How much access should patients have to their medical record?

As more patient records go electronic, there is debate as to how much of it a patient should see.

This is a particularly sensitive topic, which I touched upon a few months ago, and brings out some contention between patients and their doctors.

Primary care physician Rob Lamberts’ practice is introducing a patient portal, and in this blog entry, he tries to delineate what patients should see, and what they need to request. In effect, he plans to give them easy access to 99 percent of their record.

There are some patient advocates who would like to complete, unrestricted access to their chart. But there is sensitive information, such as psychiatric issues, suspected abuse, or private conversations, along with the thought process behind a doctor’s medical decisions, that perhaps need to remain private.

That right balance is like finding, in Dr. Rob’s words, the proverbial “sweet spot.” But there’s no doubt that the move towards more transparent records is inevitable, and in the future, the medical chart will be shared and collaborated with both patients and other providers.

Update:
Boston’s BI-Deaconess Hospital recently announced they are test-piloting a project where patients will have easy access to the assessment and plan section the medical chart.

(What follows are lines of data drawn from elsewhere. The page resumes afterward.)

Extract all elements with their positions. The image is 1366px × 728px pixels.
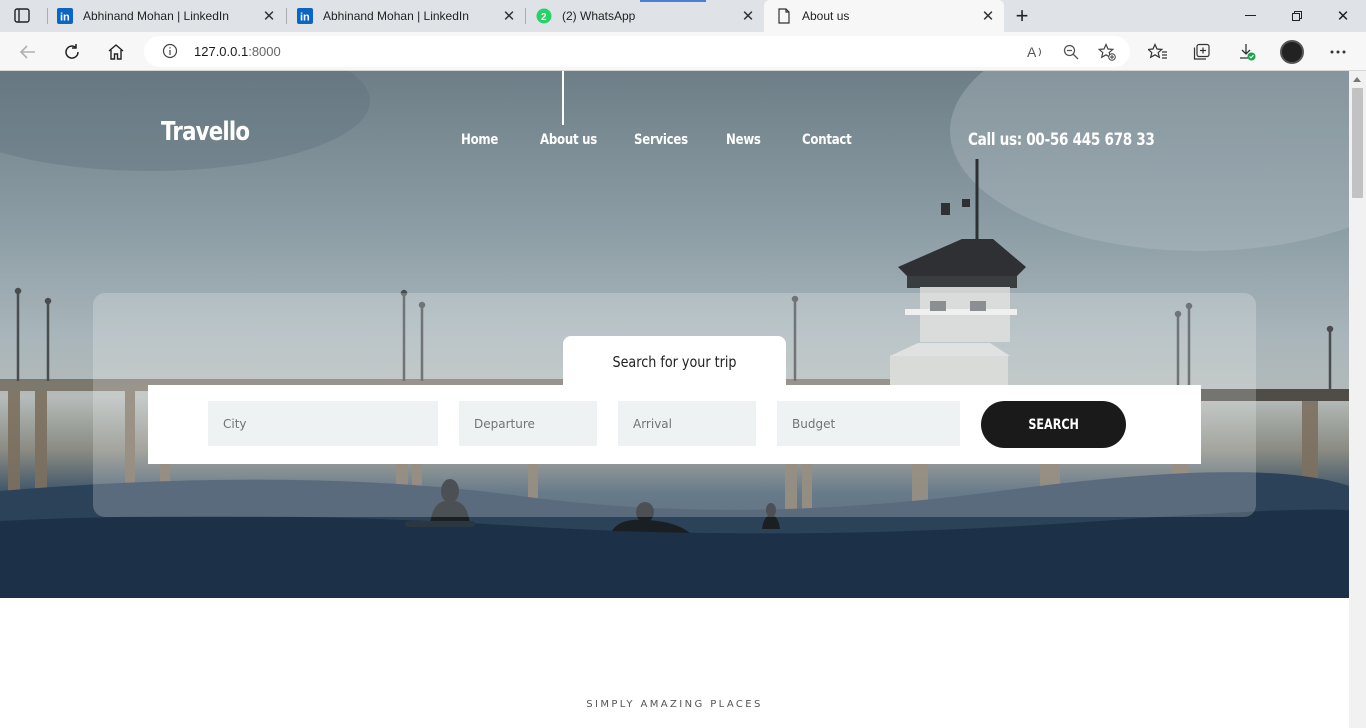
close-icon[interactable]: ✕ <box>740 8 756 25</box>
profile-avatar[interactable] <box>1280 40 1304 64</box>
favorites-icon[interactable] <box>1146 40 1170 64</box>
nav-news[interactable]: News <box>726 132 761 148</box>
city-input[interactable] <box>208 401 438 446</box>
departure-input[interactable] <box>459 401 597 446</box>
scroll-up-icon[interactable] <box>1353 77 1361 82</box>
call-us-text: Call us: 00-56 445 678 33 <box>968 130 1155 150</box>
svg-text:in: in <box>60 12 70 24</box>
page-icon <box>776 8 792 24</box>
tab-whatsapp[interactable]: 2 (2) WhatsApp ✕ <box>536 0 764 32</box>
tab-separator <box>525 8 526 24</box>
budget-input[interactable] <box>777 401 960 446</box>
svg-text:A: A <box>1027 44 1037 60</box>
url-host: 127.0.0.1 <box>194 44 249 59</box>
close-window-button[interactable]: ✕ <box>1320 0 1366 32</box>
section-tagline: SIMPLY AMAZING PLACES <box>586 699 763 710</box>
trip-search-form: SEARCH <box>148 385 1201 464</box>
site-info-icon[interactable] <box>162 43 178 59</box>
home-icon[interactable] <box>104 40 128 64</box>
page-scrollbar[interactable] <box>1349 71 1366 728</box>
collections-icon[interactable] <box>1190 40 1214 64</box>
active-nav-indicator <box>562 71 564 125</box>
nav-services[interactable]: Services <box>634 132 688 148</box>
minimize-button[interactable] <box>1228 0 1274 32</box>
search-tab: Search for your trip <box>563 336 786 388</box>
read-aloud-icon[interactable]: A <box>1024 40 1048 64</box>
browser-tab-bar: in Abhinand Mohan | LinkedIn ✕ in Abhina… <box>0 0 1366 32</box>
page-viewport: Travello Home About us Services News Con… <box>0 71 1349 728</box>
svg-text:in: in <box>300 12 310 24</box>
more-menu-icon[interactable] <box>1326 40 1350 64</box>
close-icon[interactable]: ✕ <box>980 8 996 25</box>
hero-section: Travello Home About us Services News Con… <box>0 71 1349 598</box>
tab-separator <box>286 8 287 24</box>
close-icon[interactable]: ✕ <box>261 8 277 25</box>
back-icon[interactable] <box>16 40 40 64</box>
downloads-icon[interactable] <box>1235 40 1259 64</box>
tab-title: Abhinand Mohan | LinkedIn <box>323 9 469 23</box>
nav-contact[interactable]: Contact <box>802 132 852 148</box>
zoom-out-icon[interactable] <box>1059 40 1083 64</box>
tab-linkedin-2[interactable]: in Abhinand Mohan | LinkedIn ✕ <box>297 0 525 32</box>
url-port: :8000 <box>248 44 281 59</box>
address-bar[interactable]: 127.0.0.1:8000 A <box>144 36 1130 67</box>
tab-title: Abhinand Mohan | LinkedIn <box>83 9 229 23</box>
search-button[interactable]: SEARCH <box>981 401 1126 448</box>
tab-title: (2) WhatsApp <box>562 9 636 23</box>
nav-about-us[interactable]: About us <box>540 132 597 148</box>
add-favorite-icon[interactable] <box>1095 40 1119 64</box>
nav-home[interactable]: Home <box>461 132 498 148</box>
site-logo[interactable]: Travello <box>161 117 250 147</box>
tab-linkedin-1[interactable]: in Abhinand Mohan | LinkedIn ✕ <box>57 0 285 32</box>
whatsapp-icon: 2 <box>536 8 552 24</box>
tab-about-us[interactable]: About us ✕ <box>764 0 1004 32</box>
close-icon[interactable]: ✕ <box>501 8 517 25</box>
search-button-label: SEARCH <box>1028 416 1079 433</box>
search-tab-label: Search for your trip <box>612 353 737 371</box>
tab-actions-icon[interactable] <box>12 7 34 25</box>
scrollbar-thumb[interactable] <box>1352 88 1363 198</box>
tab-title: About us <box>802 9 850 23</box>
linkedin-icon: in <box>297 8 313 24</box>
url-text: 127.0.0.1:8000 <box>194 44 281 59</box>
refresh-icon[interactable] <box>60 40 84 64</box>
linkedin-icon: in <box>57 8 73 24</box>
restore-button[interactable] <box>1274 0 1320 32</box>
new-tab-button[interactable]: + <box>1006 0 1038 32</box>
tab-separator <box>47 8 48 24</box>
arrival-input[interactable] <box>618 401 756 446</box>
browser-toolbar: 127.0.0.1:8000 A <box>0 32 1366 71</box>
whatsapp-badge: 2 <box>541 12 547 23</box>
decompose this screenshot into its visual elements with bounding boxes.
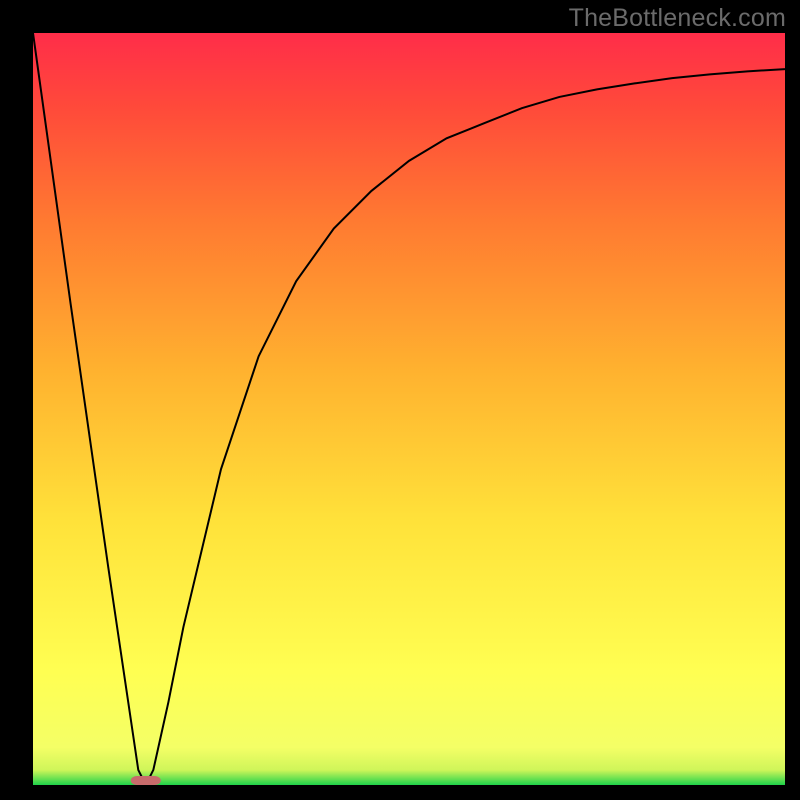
min-marker [131,776,161,785]
chart-stage: TheBottleneck.com [0,0,800,800]
bottleneck-chart [0,0,800,800]
watermark-text: TheBottleneck.com [569,4,786,33]
plot-background [33,33,785,785]
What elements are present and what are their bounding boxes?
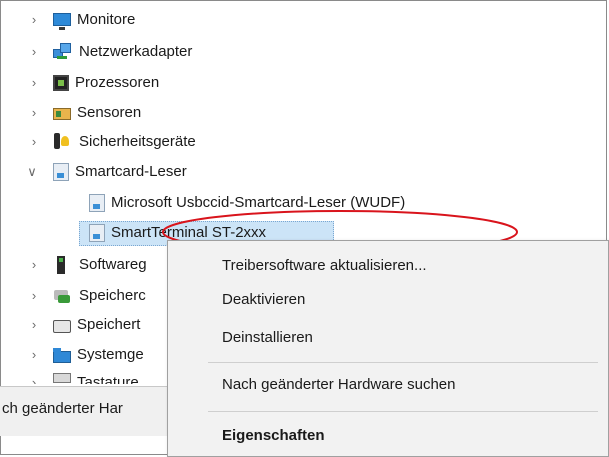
tree-item-label: Smartcard-Leser bbox=[75, 163, 187, 180]
chevron-right-icon[interactable]: › bbox=[27, 283, 41, 309]
menu-separator bbox=[208, 411, 598, 412]
chevron-right-icon[interactable]: › bbox=[27, 129, 41, 155]
tree-item-label: Softwareg bbox=[79, 256, 147, 273]
storage-controller-icon bbox=[53, 287, 73, 305]
context-menu: Treibersoftware aktualisieren... Deaktiv… bbox=[167, 240, 609, 457]
tree-item-label: Speichert bbox=[77, 316, 141, 333]
tree-item-label: Netzwerkadapter bbox=[79, 43, 193, 60]
network-adapter-icon bbox=[53, 43, 73, 61]
chevron-right-icon[interactable]: › bbox=[27, 342, 41, 368]
chevron-right-icon[interactable]: › bbox=[27, 70, 41, 96]
tree-item-label: Tastature bbox=[77, 374, 139, 384]
software-device-icon bbox=[57, 256, 65, 274]
menu-item-update-driver[interactable]: Treibersoftware aktualisieren... bbox=[222, 253, 427, 279]
smartcard-reader-icon bbox=[89, 224, 105, 242]
tree-item-microsoft-usbccid[interactable]: Microsoft Usbccid-Smartcard-Leser (WUDF) bbox=[89, 190, 405, 216]
tree-item-systemgeraete[interactable]: › Systemge bbox=[27, 342, 144, 368]
chevron-right-icon[interactable]: › bbox=[27, 252, 41, 278]
menu-item-scan-hardware[interactable]: Nach geänderter Hardware suchen bbox=[222, 372, 455, 398]
menu-item-uninstall[interactable]: Deinstallieren bbox=[222, 325, 313, 351]
tree-item-sicherheitsgeraete[interactable]: › Sicherheitsgeräte bbox=[27, 129, 196, 155]
tree-item-label: Speicherc bbox=[79, 287, 146, 304]
tree-item-monitore[interactable]: › Monitore bbox=[27, 7, 135, 33]
menu-item-disable[interactable]: Deaktivieren bbox=[222, 287, 305, 313]
chevron-down-icon[interactable]: ∨ bbox=[25, 159, 39, 185]
sensor-icon bbox=[53, 108, 71, 120]
storage-volume-icon bbox=[53, 319, 71, 333]
tree-item-label: Sensoren bbox=[77, 104, 142, 121]
monitor-icon bbox=[53, 12, 71, 30]
tree-item-smartcard-leser[interactable]: ∨ Smartcard-Leser bbox=[25, 159, 187, 185]
chevron-right-icon[interactable]: › bbox=[27, 370, 41, 384]
tree-item-label: Monitore bbox=[77, 11, 136, 28]
keyboard-icon bbox=[53, 373, 71, 383]
tree-item-label: Systemge bbox=[77, 346, 144, 363]
tree-item-label: Sicherheitsgeräte bbox=[79, 133, 196, 150]
smartcard-reader-icon bbox=[53, 163, 69, 181]
smartcard-reader-icon bbox=[89, 194, 105, 212]
status-bar: ch geänderter Har bbox=[0, 386, 168, 436]
processor-icon bbox=[53, 75, 69, 91]
menu-separator bbox=[208, 362, 598, 363]
tree-item-speichertechnologie[interactable]: › Speichert bbox=[27, 312, 141, 338]
tree-item-softwaregeraete[interactable]: › Softwareg bbox=[27, 252, 147, 278]
system-device-icon bbox=[53, 348, 71, 363]
tree-item-label: Prozessoren bbox=[75, 74, 160, 91]
tree-item-label: Microsoft Usbccid-Smartcard-Leser (WUDF) bbox=[111, 194, 406, 211]
security-device-icon bbox=[53, 133, 73, 151]
chevron-right-icon[interactable]: › bbox=[27, 7, 41, 33]
tree-item-netzwerkadapter[interactable]: › Netzwerkadapter bbox=[27, 39, 192, 65]
tree-item-sensoren[interactable]: › Sensoren bbox=[27, 100, 141, 126]
status-text: ch geänderter Har bbox=[2, 400, 123, 417]
chevron-right-icon[interactable]: › bbox=[27, 312, 41, 338]
chevron-right-icon[interactable]: › bbox=[27, 100, 41, 126]
tree-item-tastaturen[interactable]: › Tastature bbox=[27, 370, 139, 384]
chevron-right-icon[interactable]: › bbox=[27, 39, 41, 65]
menu-item-properties[interactable]: Eigenschaften bbox=[222, 423, 325, 449]
tree-item-speichercontroller[interactable]: › Speicherc bbox=[27, 283, 146, 309]
tree-item-prozessoren[interactable]: › Prozessoren bbox=[27, 70, 159, 96]
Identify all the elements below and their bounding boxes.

It’s going to be interesting to see what happens, as many doctors may be wary about the increased workload that the inevitable patient questions will bring.

And, with primary care doctors already pressed for time, is this possible consequence something the current health system can support?

Furthermore, physician Jay Parkinson also feels that the trend towards unrestricted chart access may ultimately lead to two sets of notes, one for the consumer, and another to satisfy billing requirements: “Unfortunately, most medical records exist to maximize reimbursement and are loaded with false information about a patient’s condition. And therein lies the dilemma. Do we give patients access to billing information? Or do we ask doctors to document twice? One aimed at the insurance companies and one aimed at consumers.”